Leading businesses from different disciplines within the built environment have worked together on a major project that sets out to radically change existing design, procurement and construction practices to deliver low carbon buildings.
Circular Twin, an exemplar study involved digitally building a school that has already been completed and reworking the scheme from start to finish so that each decision and design choice favoured a lower carbon outcome.
Designed by Cundall, Morgan Sindall Construction, Scape, HLM and Lungfish Architects, the project radically experimented with new working methods, notably adapting who was involved in design work and when, to form an early alliance of experts, with a shared goal to reduce the building’s whole life carbon.
In comparison to the original school - built in 2017 - Circular Twin achieved:
- 67% reduction in whole life carbon
- 72% reduction in upfront embodied carbon (48% reduction in lifecycle embodied carbon - this achieves the RIBA 2030 and LETI 2030 embodied carbon targets)
- 52% reduction in annual energy consumption
- 39% reduction in forest consumption (for products and 30-year UK offset)
- CAPEX delivered within standard budgetary parameters with multiple paybacks over asset lifetime
Alex Carter, partner at Cundall commented: “The education sector is leading the way when it comes to low carbon design and Circular Twin addresses many of the key challenges we see when designing sustainable schools.
We’re working together as an industry to create low carbon design solutions and therefore greener, more sustainable learning environments for our children. Working with the supply chain on material selection and collaborating with the wider design team to develop low carbon design options will allow us to make more informed decisions in the future.
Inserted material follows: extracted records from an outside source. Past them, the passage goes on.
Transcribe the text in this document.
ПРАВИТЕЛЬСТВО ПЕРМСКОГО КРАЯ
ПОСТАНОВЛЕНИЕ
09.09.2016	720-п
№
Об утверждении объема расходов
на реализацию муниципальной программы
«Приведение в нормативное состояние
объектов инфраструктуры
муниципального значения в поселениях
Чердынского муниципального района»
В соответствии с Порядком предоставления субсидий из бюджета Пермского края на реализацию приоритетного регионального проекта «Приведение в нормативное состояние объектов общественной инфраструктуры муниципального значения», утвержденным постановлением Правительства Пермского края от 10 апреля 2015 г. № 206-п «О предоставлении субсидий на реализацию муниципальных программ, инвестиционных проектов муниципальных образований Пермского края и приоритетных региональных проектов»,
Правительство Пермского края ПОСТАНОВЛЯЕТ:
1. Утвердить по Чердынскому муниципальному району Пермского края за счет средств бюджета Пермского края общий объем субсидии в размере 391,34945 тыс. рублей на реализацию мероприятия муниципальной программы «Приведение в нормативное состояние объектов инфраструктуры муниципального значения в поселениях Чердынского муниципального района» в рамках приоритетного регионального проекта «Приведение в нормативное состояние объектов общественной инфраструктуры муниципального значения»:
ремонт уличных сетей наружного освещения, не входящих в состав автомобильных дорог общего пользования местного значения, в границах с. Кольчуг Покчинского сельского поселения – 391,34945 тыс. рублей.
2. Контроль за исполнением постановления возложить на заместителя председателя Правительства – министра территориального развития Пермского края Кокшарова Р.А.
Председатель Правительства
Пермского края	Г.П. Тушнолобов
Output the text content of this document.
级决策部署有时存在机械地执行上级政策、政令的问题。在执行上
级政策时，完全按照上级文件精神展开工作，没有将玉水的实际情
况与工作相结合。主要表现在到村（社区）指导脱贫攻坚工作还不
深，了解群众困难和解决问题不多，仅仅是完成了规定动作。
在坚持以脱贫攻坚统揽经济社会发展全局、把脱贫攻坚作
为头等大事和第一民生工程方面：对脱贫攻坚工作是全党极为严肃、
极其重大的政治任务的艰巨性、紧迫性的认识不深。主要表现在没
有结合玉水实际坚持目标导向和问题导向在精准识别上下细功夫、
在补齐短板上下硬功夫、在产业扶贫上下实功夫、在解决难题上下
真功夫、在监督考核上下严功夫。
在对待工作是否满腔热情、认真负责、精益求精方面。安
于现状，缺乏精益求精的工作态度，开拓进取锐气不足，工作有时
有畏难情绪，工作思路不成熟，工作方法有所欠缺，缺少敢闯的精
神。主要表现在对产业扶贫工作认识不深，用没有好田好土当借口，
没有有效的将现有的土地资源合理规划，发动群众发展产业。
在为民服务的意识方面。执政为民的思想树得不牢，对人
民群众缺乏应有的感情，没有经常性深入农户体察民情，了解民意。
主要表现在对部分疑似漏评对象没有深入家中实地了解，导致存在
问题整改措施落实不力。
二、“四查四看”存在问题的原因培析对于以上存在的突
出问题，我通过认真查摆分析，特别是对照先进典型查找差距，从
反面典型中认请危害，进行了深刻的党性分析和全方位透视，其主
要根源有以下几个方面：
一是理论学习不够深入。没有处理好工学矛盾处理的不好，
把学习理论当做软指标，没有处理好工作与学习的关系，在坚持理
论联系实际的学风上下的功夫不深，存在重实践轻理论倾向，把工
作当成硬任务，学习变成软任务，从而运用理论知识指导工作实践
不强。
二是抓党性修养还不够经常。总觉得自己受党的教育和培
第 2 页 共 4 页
This not only increases the skills of all involved, but also helps the whole of the building industry to raise its game.”
Cundall’s final design embraced various Passivhaus fabric first principles, full mechanical ventilation with heat recovery and integral air-source heat pumps as the principal heating and ventilation strategy, as well as other various low energy measures to provide an overall annual energy target of just 45 kW/m2. Offsetting this annual energy load with a roof mounted PV array will allow the design to achieve net zero carbon at day one operation.
Embodying the philosophy of less net, more zero Circular Twin meets or exceeds industry-leading standards and methodologies such as the Construction Playbook, the UKGBC Net Zero Buildings Framework Definitions, and the RIBA and LETI Guides, as well as SCAPE’s own Recommended Project Environmental Standards.
Circular Twin drew on contributions and guidance from over 250 supply chain partners, enabling the generation of a comprehensive future forecast for the 60+ years life expectancy of the asset in the form of a lifecycle cost model. This helps to create a compelling business case for public sector clients to offset even modest capital cost uplifts.